Perkembangan Islam pada Masa Kesultanan Demak

Masjid Agung Demak, salah satu peninggalan Kesultanan Demak,
KESULTANAN Demak didirikan oleh Raden Fatah, yang berasal dari keturunan Majapahit yaitu ayahnya.
Raden Fatah lahir di Palembang pada tahun 1448 M, dan merupakan putra ke-13 dari 100 putra Raja Brawijaya V.
Raden Fatah biasa dipanggil dengan sebutan Raden Hasan ataupun Pangeran Jimbun (yang berarti orang yang kuat).
Panggilan Pangeran Jimbun bermula dari sebutan ayahnya seorang Raja Majapahit Kertabumi Prabu Brawijaya V dan ibunya seorang Putri Dwarawati dari Champa dari keturunan China namun beragama Islam.
Adapun istilah Demak berasal dari bahasa Kawi yang berarti pegangan atau pemberian. Kedua, berasal dari bahasa Arab dama’ yang berarti air mata, pemberian nama tersebut relevan dengan perjuangan dalam menegakkan Islam di Jawa. Ketiga, juga berasal dari Bahasa Arab dimyat.
Ketika Raden Fatah remaja menuju baligh, pada tahun 1419 beliau melakukan perjalanan menuju Ampel Denta untuk berguru dan mempelajari Islam kepada Raden Rahmat atau dikenal dengan sebutan Sunan Ampel.
Sedangkan adik tiri Raden Fatah yakni Raden Husain (dikenal sebagai Adipati Terung) yang merupakan saudara laki-laki seibu namun beda ayah, beliau menuju Majapahit untuk berkhidmat kepada Brawijaya V.

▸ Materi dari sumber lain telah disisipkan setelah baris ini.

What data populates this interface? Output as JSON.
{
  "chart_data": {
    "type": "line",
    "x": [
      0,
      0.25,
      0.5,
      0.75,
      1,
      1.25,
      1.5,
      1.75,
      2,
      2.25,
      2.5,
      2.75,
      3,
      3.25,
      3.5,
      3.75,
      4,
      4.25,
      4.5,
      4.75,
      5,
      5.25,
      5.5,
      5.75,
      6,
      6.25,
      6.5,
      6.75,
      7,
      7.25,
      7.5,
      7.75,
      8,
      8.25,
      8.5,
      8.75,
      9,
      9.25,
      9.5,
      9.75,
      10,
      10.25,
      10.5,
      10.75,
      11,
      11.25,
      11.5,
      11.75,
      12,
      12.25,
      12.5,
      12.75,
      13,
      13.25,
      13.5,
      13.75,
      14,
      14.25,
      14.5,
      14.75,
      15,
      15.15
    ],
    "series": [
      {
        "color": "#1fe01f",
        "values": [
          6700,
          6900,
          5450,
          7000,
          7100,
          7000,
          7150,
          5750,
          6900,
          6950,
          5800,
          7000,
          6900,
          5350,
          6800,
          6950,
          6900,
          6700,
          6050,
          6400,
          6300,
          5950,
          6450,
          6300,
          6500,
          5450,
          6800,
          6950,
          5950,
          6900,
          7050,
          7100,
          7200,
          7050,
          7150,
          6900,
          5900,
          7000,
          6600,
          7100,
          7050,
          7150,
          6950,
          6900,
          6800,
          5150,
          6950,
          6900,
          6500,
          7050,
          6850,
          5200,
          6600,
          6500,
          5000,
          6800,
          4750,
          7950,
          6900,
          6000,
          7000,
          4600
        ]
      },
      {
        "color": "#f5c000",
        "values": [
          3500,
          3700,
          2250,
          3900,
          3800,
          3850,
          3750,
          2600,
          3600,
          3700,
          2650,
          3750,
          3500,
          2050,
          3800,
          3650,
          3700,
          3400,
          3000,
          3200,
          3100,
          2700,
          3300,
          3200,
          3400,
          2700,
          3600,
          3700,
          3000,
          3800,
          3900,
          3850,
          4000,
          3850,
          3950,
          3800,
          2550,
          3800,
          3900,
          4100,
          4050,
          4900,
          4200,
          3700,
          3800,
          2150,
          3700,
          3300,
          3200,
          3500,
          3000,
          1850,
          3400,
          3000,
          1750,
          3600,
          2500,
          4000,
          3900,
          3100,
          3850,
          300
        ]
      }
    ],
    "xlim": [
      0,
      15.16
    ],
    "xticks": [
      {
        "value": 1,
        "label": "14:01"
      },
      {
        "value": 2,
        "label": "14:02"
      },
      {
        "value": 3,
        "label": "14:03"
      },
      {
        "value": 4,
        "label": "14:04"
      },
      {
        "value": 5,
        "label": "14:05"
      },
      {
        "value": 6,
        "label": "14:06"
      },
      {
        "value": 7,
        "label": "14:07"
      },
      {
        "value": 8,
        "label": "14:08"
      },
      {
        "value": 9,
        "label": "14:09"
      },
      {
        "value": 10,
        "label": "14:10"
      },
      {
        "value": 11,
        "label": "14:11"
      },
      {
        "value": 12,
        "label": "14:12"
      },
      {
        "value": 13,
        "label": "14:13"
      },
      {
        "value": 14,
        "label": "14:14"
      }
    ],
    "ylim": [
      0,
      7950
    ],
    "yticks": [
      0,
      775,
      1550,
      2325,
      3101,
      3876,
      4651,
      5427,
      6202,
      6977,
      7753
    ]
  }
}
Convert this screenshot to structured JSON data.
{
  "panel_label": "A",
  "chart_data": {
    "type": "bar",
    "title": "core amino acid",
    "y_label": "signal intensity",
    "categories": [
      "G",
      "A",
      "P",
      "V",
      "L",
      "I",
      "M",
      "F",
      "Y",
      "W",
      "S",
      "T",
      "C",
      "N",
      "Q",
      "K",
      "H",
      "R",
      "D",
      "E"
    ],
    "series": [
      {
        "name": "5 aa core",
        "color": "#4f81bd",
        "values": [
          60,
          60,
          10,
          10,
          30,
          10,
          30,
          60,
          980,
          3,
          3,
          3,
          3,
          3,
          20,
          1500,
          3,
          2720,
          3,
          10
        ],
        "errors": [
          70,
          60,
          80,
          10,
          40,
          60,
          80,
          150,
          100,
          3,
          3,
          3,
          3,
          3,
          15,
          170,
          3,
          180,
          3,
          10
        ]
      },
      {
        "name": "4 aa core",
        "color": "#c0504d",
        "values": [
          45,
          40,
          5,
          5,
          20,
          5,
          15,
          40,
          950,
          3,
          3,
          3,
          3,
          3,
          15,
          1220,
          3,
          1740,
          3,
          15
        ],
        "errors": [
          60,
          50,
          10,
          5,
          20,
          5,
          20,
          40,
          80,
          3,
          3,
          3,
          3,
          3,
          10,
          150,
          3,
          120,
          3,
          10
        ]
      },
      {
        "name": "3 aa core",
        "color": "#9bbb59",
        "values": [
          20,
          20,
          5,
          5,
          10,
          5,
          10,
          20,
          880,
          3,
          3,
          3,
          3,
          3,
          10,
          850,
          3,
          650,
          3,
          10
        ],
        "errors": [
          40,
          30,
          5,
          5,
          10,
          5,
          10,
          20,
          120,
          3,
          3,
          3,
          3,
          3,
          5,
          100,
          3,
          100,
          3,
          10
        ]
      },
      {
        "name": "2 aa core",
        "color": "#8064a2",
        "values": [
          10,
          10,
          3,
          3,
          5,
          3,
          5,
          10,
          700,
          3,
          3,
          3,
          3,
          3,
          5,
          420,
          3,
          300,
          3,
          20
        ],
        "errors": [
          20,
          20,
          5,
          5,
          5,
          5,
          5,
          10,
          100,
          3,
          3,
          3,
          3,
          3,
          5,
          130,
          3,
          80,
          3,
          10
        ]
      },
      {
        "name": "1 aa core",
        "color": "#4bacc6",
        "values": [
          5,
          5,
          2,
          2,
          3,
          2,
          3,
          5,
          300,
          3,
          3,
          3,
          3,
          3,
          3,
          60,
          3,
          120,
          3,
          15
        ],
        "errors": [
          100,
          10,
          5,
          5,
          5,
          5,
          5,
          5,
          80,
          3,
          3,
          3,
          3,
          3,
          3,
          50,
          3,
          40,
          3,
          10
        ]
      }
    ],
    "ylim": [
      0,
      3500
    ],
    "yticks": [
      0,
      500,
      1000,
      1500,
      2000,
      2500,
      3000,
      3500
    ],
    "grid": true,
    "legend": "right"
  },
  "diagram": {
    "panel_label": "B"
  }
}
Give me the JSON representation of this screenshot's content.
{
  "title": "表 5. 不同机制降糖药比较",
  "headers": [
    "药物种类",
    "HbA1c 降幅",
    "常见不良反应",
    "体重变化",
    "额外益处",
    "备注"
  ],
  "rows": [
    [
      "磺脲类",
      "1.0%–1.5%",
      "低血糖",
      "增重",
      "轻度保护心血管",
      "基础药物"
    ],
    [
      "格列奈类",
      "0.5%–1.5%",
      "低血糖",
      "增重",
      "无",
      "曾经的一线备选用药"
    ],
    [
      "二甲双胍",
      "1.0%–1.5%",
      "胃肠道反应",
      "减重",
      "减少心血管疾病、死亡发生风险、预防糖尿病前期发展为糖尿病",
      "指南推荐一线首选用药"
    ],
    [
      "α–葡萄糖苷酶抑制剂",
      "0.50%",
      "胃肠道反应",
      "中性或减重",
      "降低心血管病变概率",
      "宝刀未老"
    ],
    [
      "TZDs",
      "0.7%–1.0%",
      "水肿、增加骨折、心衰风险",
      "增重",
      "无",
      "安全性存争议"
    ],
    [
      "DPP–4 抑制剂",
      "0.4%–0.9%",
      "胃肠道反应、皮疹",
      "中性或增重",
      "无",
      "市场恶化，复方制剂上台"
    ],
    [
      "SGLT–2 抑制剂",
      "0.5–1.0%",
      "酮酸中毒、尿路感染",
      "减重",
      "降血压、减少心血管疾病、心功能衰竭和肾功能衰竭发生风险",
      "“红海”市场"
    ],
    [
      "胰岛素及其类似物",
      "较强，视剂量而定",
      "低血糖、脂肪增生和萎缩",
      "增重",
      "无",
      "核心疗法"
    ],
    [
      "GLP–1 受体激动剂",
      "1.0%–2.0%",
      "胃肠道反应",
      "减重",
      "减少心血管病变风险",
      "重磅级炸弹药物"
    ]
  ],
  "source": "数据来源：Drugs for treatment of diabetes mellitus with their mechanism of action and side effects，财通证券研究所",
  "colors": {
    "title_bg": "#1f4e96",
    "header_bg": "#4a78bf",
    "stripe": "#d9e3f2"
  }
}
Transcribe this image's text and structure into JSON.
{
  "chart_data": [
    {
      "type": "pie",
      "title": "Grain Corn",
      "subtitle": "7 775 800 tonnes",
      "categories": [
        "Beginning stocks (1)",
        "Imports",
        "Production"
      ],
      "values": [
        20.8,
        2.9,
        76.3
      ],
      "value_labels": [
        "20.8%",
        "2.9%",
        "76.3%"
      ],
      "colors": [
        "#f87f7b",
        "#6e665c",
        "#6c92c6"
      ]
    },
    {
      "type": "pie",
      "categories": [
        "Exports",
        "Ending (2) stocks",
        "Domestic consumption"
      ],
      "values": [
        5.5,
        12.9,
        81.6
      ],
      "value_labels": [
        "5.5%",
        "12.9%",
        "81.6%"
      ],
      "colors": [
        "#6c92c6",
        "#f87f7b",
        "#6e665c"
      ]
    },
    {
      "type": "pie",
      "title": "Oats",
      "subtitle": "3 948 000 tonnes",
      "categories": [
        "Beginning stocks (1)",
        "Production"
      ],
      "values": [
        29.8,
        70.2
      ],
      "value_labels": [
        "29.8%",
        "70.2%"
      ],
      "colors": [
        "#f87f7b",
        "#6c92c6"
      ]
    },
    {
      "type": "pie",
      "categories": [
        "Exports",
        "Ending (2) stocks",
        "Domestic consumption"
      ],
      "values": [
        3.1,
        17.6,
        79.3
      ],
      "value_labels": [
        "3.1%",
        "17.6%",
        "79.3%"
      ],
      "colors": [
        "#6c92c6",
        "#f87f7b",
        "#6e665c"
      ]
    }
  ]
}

Pada masa akhir belajar agama Islam, Raden Fatah dinikahkan dengan Nyai Ageng Malaka yaitu putri dari Sunan Ampel. Setelah mampu menguasai Islam, Sunan Ampel mengutus Raden Fatah untuk melakukan ekspansi Islam di wilayah Glagahwangi.
Jika dilihat secara geografis, Kerajaan Demak terletak di kabupaten Demak propinsi Jawa Tengah. Dulu wilayah Demak terletak di tepi selat antara Pengunungan Muria dengan Jawa, selat tersebut agak lebar dan dapat menjadi jalan pelayaran yang strategis. Sehingga kapal dagang dari Semarang dapat mengambil jalan alternative untuk berlayar ke Rembang.
Tempat ini menjadi pusat perdangangan bagi para saudagar muslim, banyak diantara dari mereka yang melakukan aktifitas berdagang seperti membeli beras, lilin, madu, dll sekaligus menjadikan ajang untuk berdakwah menyebarkan ajaran agama Islam, dan banyak yang sudah memeluk agama Islam. Namun sejak abad 17, jalan alternatif tersebut tidak difungsikan kembali.